Tak na logikę, to to powinno brzmieć "Wiem, ale poruszam ten wątek, [bo] mam pytanie...". Tyle że słowo "wiem" w tym kontekście jest lekko niezrozumiałe - wygląda jak odpowiedź na wcześniejszy post kogoś, kto coś tłumaczył naszemu nowemu koledze i On odpowiedział, że o tym wie, ale mimo to porusza ten wątek, bo chce się więcej dowiedzieć itd.
Ale w sumie sedno Jego pytania jest według mnie jak najbardziej zrozumiałe - pyta czy można dorobić samemu zaczep klosza do strady, jeśli stary zżarła rdza i się nie nadaje do użytku.
Z tego co pamiętam, strady chyba mają zaczepy z drutu wygięte? Jeśli tak, to przy odpowiedniej sile i narzędziach, myślę, że dałoby radę wygiąć coś z twardego drutu, najlepiej cynkowanego, nierdzewnego. Albo wykonanego z metalu, który nie rdzewieje - np. z miedzi, tyle że wówczas trochę kolorem nie pasowałby do pozostałych zaczepów

No i miedź odrobinę za miękka chyba jest, by mocno trzymać...

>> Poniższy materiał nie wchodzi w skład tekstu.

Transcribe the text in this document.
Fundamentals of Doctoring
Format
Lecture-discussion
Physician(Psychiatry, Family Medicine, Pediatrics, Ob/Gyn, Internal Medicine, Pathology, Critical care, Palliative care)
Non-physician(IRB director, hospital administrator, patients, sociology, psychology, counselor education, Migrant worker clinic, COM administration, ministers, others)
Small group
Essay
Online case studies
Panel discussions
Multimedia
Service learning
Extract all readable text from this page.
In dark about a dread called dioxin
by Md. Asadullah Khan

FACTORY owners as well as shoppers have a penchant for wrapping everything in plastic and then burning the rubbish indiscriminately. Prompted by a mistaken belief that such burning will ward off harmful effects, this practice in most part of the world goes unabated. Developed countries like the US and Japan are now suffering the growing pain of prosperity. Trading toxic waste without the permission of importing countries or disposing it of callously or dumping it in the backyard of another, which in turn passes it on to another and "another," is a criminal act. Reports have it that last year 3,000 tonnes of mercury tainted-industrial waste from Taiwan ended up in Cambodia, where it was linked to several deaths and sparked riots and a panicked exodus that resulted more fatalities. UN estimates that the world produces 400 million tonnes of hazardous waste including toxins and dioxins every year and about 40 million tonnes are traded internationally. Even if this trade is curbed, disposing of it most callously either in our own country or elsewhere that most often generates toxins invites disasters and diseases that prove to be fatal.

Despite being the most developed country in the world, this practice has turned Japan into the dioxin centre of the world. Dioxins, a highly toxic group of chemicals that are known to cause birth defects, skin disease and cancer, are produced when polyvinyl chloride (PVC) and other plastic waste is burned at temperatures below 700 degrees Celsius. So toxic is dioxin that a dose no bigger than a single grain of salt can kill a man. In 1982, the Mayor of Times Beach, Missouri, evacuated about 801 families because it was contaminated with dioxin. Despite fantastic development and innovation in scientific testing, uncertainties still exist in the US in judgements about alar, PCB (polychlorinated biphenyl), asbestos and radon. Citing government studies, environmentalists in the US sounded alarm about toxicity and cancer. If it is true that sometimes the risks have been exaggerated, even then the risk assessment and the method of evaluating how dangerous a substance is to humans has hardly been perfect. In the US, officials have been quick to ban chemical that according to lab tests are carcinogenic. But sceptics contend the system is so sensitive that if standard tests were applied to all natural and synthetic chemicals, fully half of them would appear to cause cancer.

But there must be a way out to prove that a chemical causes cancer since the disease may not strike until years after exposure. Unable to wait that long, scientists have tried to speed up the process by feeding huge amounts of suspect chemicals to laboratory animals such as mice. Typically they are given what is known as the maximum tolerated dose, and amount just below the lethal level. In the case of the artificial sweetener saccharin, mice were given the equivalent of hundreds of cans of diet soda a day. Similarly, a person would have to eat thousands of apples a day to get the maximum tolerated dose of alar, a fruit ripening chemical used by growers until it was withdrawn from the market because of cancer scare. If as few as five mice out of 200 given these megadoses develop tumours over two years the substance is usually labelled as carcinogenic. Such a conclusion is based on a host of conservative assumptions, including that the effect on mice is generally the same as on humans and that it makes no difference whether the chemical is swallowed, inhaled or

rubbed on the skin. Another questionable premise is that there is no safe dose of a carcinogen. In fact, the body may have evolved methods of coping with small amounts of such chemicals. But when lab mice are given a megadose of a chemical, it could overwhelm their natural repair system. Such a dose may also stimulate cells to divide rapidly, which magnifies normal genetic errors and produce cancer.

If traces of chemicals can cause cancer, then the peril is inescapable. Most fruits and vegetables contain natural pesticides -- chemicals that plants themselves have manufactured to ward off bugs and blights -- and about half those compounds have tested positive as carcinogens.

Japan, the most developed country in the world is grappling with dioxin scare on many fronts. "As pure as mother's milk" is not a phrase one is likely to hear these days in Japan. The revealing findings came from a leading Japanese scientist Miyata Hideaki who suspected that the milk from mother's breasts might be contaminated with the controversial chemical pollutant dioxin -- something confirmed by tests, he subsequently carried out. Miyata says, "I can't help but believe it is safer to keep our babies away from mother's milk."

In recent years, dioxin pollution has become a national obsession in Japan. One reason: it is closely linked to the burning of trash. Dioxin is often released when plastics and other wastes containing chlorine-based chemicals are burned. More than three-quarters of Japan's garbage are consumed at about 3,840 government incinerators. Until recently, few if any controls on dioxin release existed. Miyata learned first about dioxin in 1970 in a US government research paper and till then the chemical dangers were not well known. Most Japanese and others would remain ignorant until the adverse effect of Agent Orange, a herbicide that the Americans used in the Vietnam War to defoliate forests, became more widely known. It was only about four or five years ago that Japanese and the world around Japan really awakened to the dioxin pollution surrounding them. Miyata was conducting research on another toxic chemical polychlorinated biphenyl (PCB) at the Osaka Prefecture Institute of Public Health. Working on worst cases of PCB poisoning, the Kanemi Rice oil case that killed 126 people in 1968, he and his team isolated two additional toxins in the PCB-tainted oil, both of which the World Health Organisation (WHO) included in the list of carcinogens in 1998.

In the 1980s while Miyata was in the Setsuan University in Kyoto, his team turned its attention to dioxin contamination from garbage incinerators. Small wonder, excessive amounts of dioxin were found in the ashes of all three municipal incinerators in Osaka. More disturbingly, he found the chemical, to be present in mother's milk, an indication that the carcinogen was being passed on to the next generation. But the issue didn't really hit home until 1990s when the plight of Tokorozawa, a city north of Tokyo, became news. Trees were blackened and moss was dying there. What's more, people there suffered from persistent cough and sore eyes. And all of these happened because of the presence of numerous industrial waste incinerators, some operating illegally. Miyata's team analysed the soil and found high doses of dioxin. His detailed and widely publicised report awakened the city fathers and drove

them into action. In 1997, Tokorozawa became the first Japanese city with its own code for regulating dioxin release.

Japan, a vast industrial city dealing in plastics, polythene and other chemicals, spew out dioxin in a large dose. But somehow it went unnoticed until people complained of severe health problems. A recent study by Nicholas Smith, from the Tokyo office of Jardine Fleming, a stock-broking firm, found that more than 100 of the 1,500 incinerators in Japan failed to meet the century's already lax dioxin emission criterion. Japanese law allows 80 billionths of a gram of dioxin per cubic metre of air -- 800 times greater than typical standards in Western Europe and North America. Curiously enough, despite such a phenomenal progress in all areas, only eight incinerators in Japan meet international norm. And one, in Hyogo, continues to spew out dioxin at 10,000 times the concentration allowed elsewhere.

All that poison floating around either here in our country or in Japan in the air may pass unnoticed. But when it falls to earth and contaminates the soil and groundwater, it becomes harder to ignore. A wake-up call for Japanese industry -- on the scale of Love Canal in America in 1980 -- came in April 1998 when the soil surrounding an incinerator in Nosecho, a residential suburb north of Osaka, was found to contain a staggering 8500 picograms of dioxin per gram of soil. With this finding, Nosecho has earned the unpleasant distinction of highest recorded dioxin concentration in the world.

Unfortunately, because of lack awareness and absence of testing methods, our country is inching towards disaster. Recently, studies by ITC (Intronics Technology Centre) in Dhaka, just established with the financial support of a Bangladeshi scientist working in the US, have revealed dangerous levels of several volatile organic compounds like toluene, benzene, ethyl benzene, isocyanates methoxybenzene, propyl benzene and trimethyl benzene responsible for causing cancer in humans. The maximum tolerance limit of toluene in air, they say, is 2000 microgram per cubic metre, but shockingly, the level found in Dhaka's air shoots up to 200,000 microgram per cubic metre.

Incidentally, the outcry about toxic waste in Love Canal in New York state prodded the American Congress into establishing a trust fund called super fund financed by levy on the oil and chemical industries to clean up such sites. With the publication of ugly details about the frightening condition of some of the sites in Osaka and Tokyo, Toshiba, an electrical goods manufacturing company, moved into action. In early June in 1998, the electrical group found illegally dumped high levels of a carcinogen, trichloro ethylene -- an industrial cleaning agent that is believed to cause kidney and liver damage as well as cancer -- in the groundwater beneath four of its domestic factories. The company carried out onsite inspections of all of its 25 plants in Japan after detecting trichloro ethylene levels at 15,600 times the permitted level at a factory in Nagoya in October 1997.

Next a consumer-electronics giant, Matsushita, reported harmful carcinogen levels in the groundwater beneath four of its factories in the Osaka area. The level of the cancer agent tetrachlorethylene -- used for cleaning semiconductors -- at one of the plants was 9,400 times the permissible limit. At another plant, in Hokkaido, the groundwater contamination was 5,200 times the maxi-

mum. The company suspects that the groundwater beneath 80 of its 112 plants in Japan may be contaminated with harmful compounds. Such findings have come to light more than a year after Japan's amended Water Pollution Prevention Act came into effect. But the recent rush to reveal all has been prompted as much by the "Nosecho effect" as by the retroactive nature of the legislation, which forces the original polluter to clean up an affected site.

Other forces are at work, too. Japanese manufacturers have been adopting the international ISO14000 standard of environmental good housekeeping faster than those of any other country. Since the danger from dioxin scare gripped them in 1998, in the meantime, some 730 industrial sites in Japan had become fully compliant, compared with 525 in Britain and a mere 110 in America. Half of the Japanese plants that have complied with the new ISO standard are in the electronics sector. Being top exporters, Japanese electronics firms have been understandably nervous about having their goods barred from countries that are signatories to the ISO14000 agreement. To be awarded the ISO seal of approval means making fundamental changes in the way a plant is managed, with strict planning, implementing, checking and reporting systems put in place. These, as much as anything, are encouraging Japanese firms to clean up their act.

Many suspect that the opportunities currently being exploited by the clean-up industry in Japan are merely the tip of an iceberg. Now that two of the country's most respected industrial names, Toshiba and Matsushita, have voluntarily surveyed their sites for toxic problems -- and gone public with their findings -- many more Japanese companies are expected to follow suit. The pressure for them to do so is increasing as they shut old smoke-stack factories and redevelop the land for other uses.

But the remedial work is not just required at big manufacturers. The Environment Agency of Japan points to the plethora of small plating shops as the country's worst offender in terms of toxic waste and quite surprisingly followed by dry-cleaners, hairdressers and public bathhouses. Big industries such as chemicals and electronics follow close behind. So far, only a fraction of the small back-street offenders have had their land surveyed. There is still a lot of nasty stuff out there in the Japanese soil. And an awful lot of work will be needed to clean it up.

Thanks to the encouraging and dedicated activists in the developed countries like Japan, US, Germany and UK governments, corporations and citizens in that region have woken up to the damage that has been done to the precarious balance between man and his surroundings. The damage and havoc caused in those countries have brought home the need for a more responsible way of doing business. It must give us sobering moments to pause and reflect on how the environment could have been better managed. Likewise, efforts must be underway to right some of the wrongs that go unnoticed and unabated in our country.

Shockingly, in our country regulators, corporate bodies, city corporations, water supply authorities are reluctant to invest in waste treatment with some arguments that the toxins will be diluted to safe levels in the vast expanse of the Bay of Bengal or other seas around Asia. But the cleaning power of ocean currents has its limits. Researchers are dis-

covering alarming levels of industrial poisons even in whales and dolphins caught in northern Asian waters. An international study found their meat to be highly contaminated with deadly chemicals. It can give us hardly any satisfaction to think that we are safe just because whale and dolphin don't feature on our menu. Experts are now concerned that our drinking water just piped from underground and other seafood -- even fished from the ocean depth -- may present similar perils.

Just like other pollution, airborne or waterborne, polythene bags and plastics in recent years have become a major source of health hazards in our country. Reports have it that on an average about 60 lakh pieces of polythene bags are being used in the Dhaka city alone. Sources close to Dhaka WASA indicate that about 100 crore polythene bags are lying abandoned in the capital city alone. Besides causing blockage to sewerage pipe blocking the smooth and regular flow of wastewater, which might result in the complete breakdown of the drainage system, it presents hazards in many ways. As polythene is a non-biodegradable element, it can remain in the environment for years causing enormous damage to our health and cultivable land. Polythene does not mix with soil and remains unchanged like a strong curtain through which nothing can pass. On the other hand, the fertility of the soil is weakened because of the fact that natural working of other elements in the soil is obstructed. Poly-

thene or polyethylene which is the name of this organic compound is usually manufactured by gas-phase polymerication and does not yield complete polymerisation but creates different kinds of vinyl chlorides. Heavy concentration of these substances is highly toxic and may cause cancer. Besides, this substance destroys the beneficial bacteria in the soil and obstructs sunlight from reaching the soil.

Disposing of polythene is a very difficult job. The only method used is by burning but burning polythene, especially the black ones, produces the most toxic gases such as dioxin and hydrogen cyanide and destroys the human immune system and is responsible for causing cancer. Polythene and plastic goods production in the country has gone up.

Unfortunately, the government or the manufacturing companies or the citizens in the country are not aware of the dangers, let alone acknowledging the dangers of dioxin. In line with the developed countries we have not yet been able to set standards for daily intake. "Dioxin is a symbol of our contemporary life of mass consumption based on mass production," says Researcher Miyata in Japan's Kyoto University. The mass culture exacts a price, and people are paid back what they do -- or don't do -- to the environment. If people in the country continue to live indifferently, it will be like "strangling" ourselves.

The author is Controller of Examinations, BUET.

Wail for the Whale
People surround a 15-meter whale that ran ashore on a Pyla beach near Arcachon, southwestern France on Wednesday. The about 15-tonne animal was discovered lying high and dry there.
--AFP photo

EDIT: Sprawdziłem, strada ma połączenie druta z blaszką, z której wykonany jest ten... jak to nazwać - to, co palcem się zaciska na górze. Zależy co jest przerdzewiałe - jak ta blaszka, to gorzej, ale i to chyba jest do odtworzenia - taką blaszkę można skądś zdobyć i wyciąć, następnie wygiąć - tyle, że i do wycięcia czegoś z grubej blachy, i do jej wygięcia, potrzeba już czegoś więcej niż zwykłe kombinierki.
Ogólnie rzecz biorąc, jeśli nie cały zaczep jest zniszczony, to ja bym uratował ile się da ze starego, zawsze to oryginalna część.